Silvia Bolaños, presidenta de la Cámara Nacional de Transportes (Canatrans), señala que ya han presentado propuestas al gobierno de la República, “Hace un par de meses, presentamos varias propuestas al gobierno, un plan de acción, una hoja de ruta y la necesidad de una declaratoria de interés público para la sostenibilidad del servicio, ya que está en riesgo un servicio público esencial para los costarricenses. Si no se toman medidas, la continuidad del servicio peligra. Por eso, es urgente que se haga esta declaratoria”, explicó.
Bolaños sostiene que la urgencia es clara para el sector y que, de no recibir el apoyo necesario, se pone en riesgo la oferta de un servicio público esencial para los costarricenses, «Se ha avanzado, pero no al ritmo ni con la urgencia que el tema requiere. Ya no hay tiempo. Como hemos venido diciendo, si no se toman medidas, dentro de cinco años, aproximadamente, el transporte será insostenible. No es que vaya a desaparecer, sino que será insostenible, y sin subsidios no se podrá seguir prestando”, afirmó.
Actualmente, Costa Rica es el único país en el mundo que no tiene un subsidio destinado al servicio de transporte público en la modalidad de autobuses, según afirma la presidenta de Canatrans, “Costa Rica es el único país en Latinoamérica que no tiene subsidio, es decir, que no recibe ayuda por parte del Estado. Todos los demás países destinan un porcentaje de sus ingresos para garantizar la sostenibilidad del transporte público y para evitar que las tarifas sean pagadas completamente por los usuarios, haciendo que estas sean más accesibles. En Costa Rica, en cambio, tenemos un sistema de costos en el que todos los gastos del servicio son cubiertos por los usuarios. Lo que hemos venido insistiendo es que, ante la disminución de la demanda, si hay más usuarios, la tarifa se distribuye de manera más equitativa, pero si hay menos usuarios, quienes usan el bus sienten que la tarifa es demasiado alta para ellos. Ante esta caída en la demanda, el Estado debe empezar a invertir en el servicio para garantizar su sostenibilidad”, expresó.

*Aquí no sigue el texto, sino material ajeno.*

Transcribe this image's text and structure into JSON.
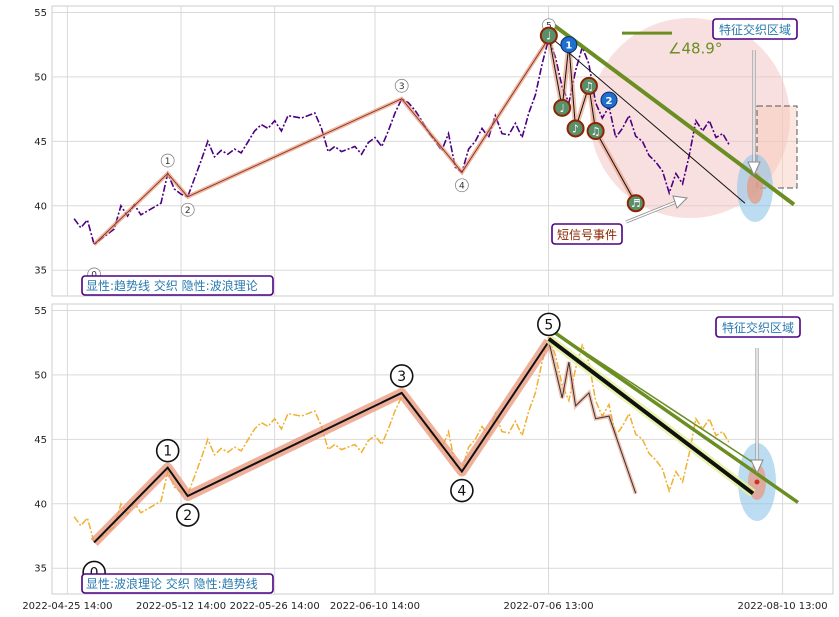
{
  "chart_data": [
    {
      "type": "line",
      "panel": "top",
      "ylim": [
        33,
        55.5
      ],
      "yticks": [
        35,
        40,
        45,
        50,
        55
      ],
      "grid": true,
      "price_color": "#4b0082",
      "price_series": [
        [
          "2022-04-26 14:00",
          39.0
        ],
        [
          "2022-04-27 14:00",
          38.3
        ],
        [
          "2022-04-28 14:00",
          38.9
        ],
        [
          "2022-04-29 14:00",
          37.0
        ],
        [
          "2022-05-02 14:00",
          38.2
        ],
        [
          "2022-05-03 14:00",
          40.0
        ],
        [
          "2022-05-04 14:00",
          39.2
        ],
        [
          "2022-05-05 14:00",
          40.1
        ],
        [
          "2022-05-06 14:00",
          39.3
        ],
        [
          "2022-05-09 14:00",
          40.2
        ],
        [
          "2022-05-10 14:00",
          42.5
        ],
        [
          "2022-05-11 14:00",
          41.3
        ],
        [
          "2022-05-12 14:00",
          40.9
        ],
        [
          "2022-05-13 14:00",
          40.7
        ],
        [
          "2022-05-15 14:00",
          43.5
        ],
        [
          "2022-05-16 14:00",
          45.0
        ],
        [
          "2022-05-17 14:00",
          43.8
        ],
        [
          "2022-05-18 14:00",
          44.3
        ],
        [
          "2022-05-19 14:00",
          44.0
        ],
        [
          "2022-05-20 14:00",
          44.4
        ],
        [
          "2022-05-21 14:00",
          44.1
        ],
        [
          "2022-05-23 14:00",
          45.8
        ],
        [
          "2022-05-24 14:00",
          46.3
        ],
        [
          "2022-05-25 14:00",
          46.0
        ],
        [
          "2022-05-26 14:00",
          46.6
        ],
        [
          "2022-05-27 14:00",
          45.8
        ],
        [
          "2022-05-28 14:00",
          47.0
        ],
        [
          "2022-05-30 14:00",
          46.8
        ],
        [
          "2022-06-01 14:00",
          47.2
        ],
        [
          "2022-06-02 14:00",
          46.0
        ],
        [
          "2022-06-03 14:00",
          44.2
        ],
        [
          "2022-06-04 14:00",
          44.6
        ],
        [
          "2022-06-05 14:00",
          44.2
        ],
        [
          "2022-06-07 14:00",
          44.6
        ],
        [
          "2022-06-08 14:00",
          44.0
        ],
        [
          "2022-06-09 14:00",
          44.9
        ],
        [
          "2022-06-10 14:00",
          45.3
        ],
        [
          "2022-06-11 14:00",
          44.6
        ],
        [
          "2022-06-12 14:00",
          45.8
        ],
        [
          "2022-06-13 14:00",
          47.2
        ],
        [
          "2022-06-14 14:00",
          48.3
        ],
        [
          "2022-06-15 14:00",
          48.0
        ],
        [
          "2022-06-16 14:00",
          47.4
        ],
        [
          "2022-06-17 14:00",
          46.6
        ],
        [
          "2022-06-18 14:00",
          45.7
        ],
        [
          "2022-06-20 14:00",
          44.3
        ],
        [
          "2022-06-21 14:00",
          45.6
        ],
        [
          "2022-06-22 14:00",
          43.0
        ],
        [
          "2022-06-23 14:00",
          42.6
        ],
        [
          "2022-06-24 14:00",
          44.4
        ],
        [
          "2022-06-25 14:00",
          45.0
        ],
        [
          "2022-06-26 14:00",
          46.0
        ],
        [
          "2022-06-27 14:00",
          45.3
        ],
        [
          "2022-06-28 14:00",
          47.0
        ],
        [
          "2022-06-29 14:00",
          45.6
        ],
        [
          "2022-06-30 14:00",
          45.5
        ],
        [
          "2022-07-01 14:00",
          46.4
        ],
        [
          "2022-07-02 14:00",
          45.3
        ],
        [
          "2022-07-03 14:00",
          47.2
        ],
        [
          "2022-07-04 14:00",
          48.6
        ],
        [
          "2022-07-05 14:00",
          51.0
        ],
        [
          "2022-07-06 14:00",
          53.0
        ],
        [
          "2022-07-07 14:00",
          51.5
        ],
        [
          "2022-07-08 14:00",
          49.2
        ],
        [
          "2022-07-09 14:00",
          48.0
        ],
        [
          "2022-07-10 14:00",
          50.5
        ],
        [
          "2022-07-11 14:00",
          52.3
        ],
        [
          "2022-07-12 14:00",
          51.0
        ],
        [
          "2022-07-13 14:00",
          48.0
        ],
        [
          "2022-07-14 14:00",
          46.8
        ],
        [
          "2022-07-15 14:00",
          47.7
        ],
        [
          "2022-07-16 14:00",
          45.3
        ],
        [
          "2022-07-17 14:00",
          46.0
        ],
        [
          "2022-07-18 14:00",
          47.0
        ],
        [
          "2022-07-19 14:00",
          45.4
        ],
        [
          "2022-07-20 14:00",
          45.0
        ],
        [
          "2022-07-21 14:00",
          43.9
        ],
        [
          "2022-07-22 14:00",
          43.4
        ],
        [
          "2022-07-23 14:00",
          42.7
        ],
        [
          "2022-07-24 14:00",
          41.0
        ],
        [
          "2022-07-25 14:00",
          42.5
        ],
        [
          "2022-07-26 14:00",
          41.7
        ],
        [
          "2022-07-27 14:00",
          43.9
        ],
        [
          "2022-07-28 14:00",
          46.6
        ],
        [
          "2022-07-29 14:00",
          45.8
        ],
        [
          "2022-07-30 14:00",
          46.6
        ],
        [
          "2022-07-31 14:00",
          45.3
        ],
        [
          "2022-08-01 14:00",
          45.6
        ],
        [
          "2022-08-02 14:00",
          44.7
        ]
      ],
      "wave_points": [
        {
          "label": "0",
          "x": "2022-04-29 14:00",
          "y": 37.0
        },
        {
          "label": "1",
          "x": "2022-05-10 14:00",
          "y": 42.5
        },
        {
          "label": "2",
          "x": "2022-05-13 14:00",
          "y": 40.7
        },
        {
          "label": "3",
          "x": "2022-06-14 14:00",
          "y": 48.3
        },
        {
          "label": "4",
          "x": "2022-06-23 14:00",
          "y": 42.6
        },
        {
          "label": "5",
          "x": "2022-07-06 14:00",
          "y": 53.0
        }
      ],
      "short_signal_markers": [
        {
          "symbol": "♩",
          "x": "2022-07-06 14:00",
          "y": 53.2
        },
        {
          "symbol": "♩",
          "x": "2022-07-08 14:00",
          "y": 47.6
        },
        {
          "symbol": "♪",
          "x": "2022-07-10 14:00",
          "y": 46.0
        },
        {
          "symbol": "♫",
          "x": "2022-07-12 14:00",
          "y": 49.3
        },
        {
          "symbol": "♫",
          "x": "2022-07-13 14:00",
          "y": 45.8
        },
        {
          "symbol": "♬",
          "x": "2022-07-19 14:00",
          "y": 40.2
        }
      ],
      "count_badges": [
        {
          "label": "1",
          "x": "2022-07-09 14:00",
          "y": 52.5
        },
        {
          "label": "2",
          "x": "2022-07-15 14:00",
          "y": 48.2
        }
      ],
      "angle_label": "∠48.9°",
      "annotation_feature": "特征交织区域",
      "annotation_short_signal": "短信号事件",
      "caption": "显性:趋势线 交织 隐性:波浪理论"
    },
    {
      "type": "line",
      "panel": "bottom",
      "ylim": [
        33,
        55.5
      ],
      "yticks": [
        35,
        40,
        45,
        50,
        55
      ],
      "grid": true,
      "price_color": "#f0b030",
      "wave_points": [
        {
          "label": "0",
          "x": "2022-04-29 14:00",
          "y": 37.0
        },
        {
          "label": "1",
          "x": "2022-05-10 14:00",
          "y": 42.8
        },
        {
          "label": "2",
          "x": "2022-05-13 14:00",
          "y": 40.6
        },
        {
          "label": "3",
          "x": "2022-06-14 14:00",
          "y": 48.6
        },
        {
          "label": "4",
          "x": "2022-06-23 14:00",
          "y": 42.5
        },
        {
          "label": "5",
          "x": "2022-07-06 14:00",
          "y": 52.6
        }
      ],
      "annotation_feature": "特征交织区域",
      "caption": "显性:波浪理论 交织 隐性:趋势线"
    }
  ],
  "x_axis": {
    "ticks": [
      "2022-04-25 14:00",
      "2022-05-12 14:00",
      "2022-05-26 14:00",
      "2022-06-10 14:00",
      "2022-07-06 13:00",
      "2022-08-10 13:00"
    ]
  },
  "colors": {
    "trend_green": "#6b8e23",
    "wave_salmon": "#e9967a",
    "label_purple": "#4b0082",
    "label_teal": "#2a7ab0",
    "event_red": "#8b2500",
    "badge_blue": "#1e6fd0",
    "ellipse_blue": "#8ec5e8"
  }
}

El servicio de autobuses ha experimentado una serie de transformaciones en los últimos años, desde la obligatoriedad de que todas las unidades cuenten con rampas de acceso para personas con discapacidad, hasta la implementación gradual del pago electrónico. Sin embargo, el objetivo es hacer que el servicio sea más eficiente, con el fin de que las personas vuelvan a elegir esta modalidad de transporte, que ha venido perdiendo usuarios en los últimos años, lo que se evidencia en las rutas que han sido suspendidas en diferentes zonas del país, finalizó Bolaños, presidenta de Canatrans.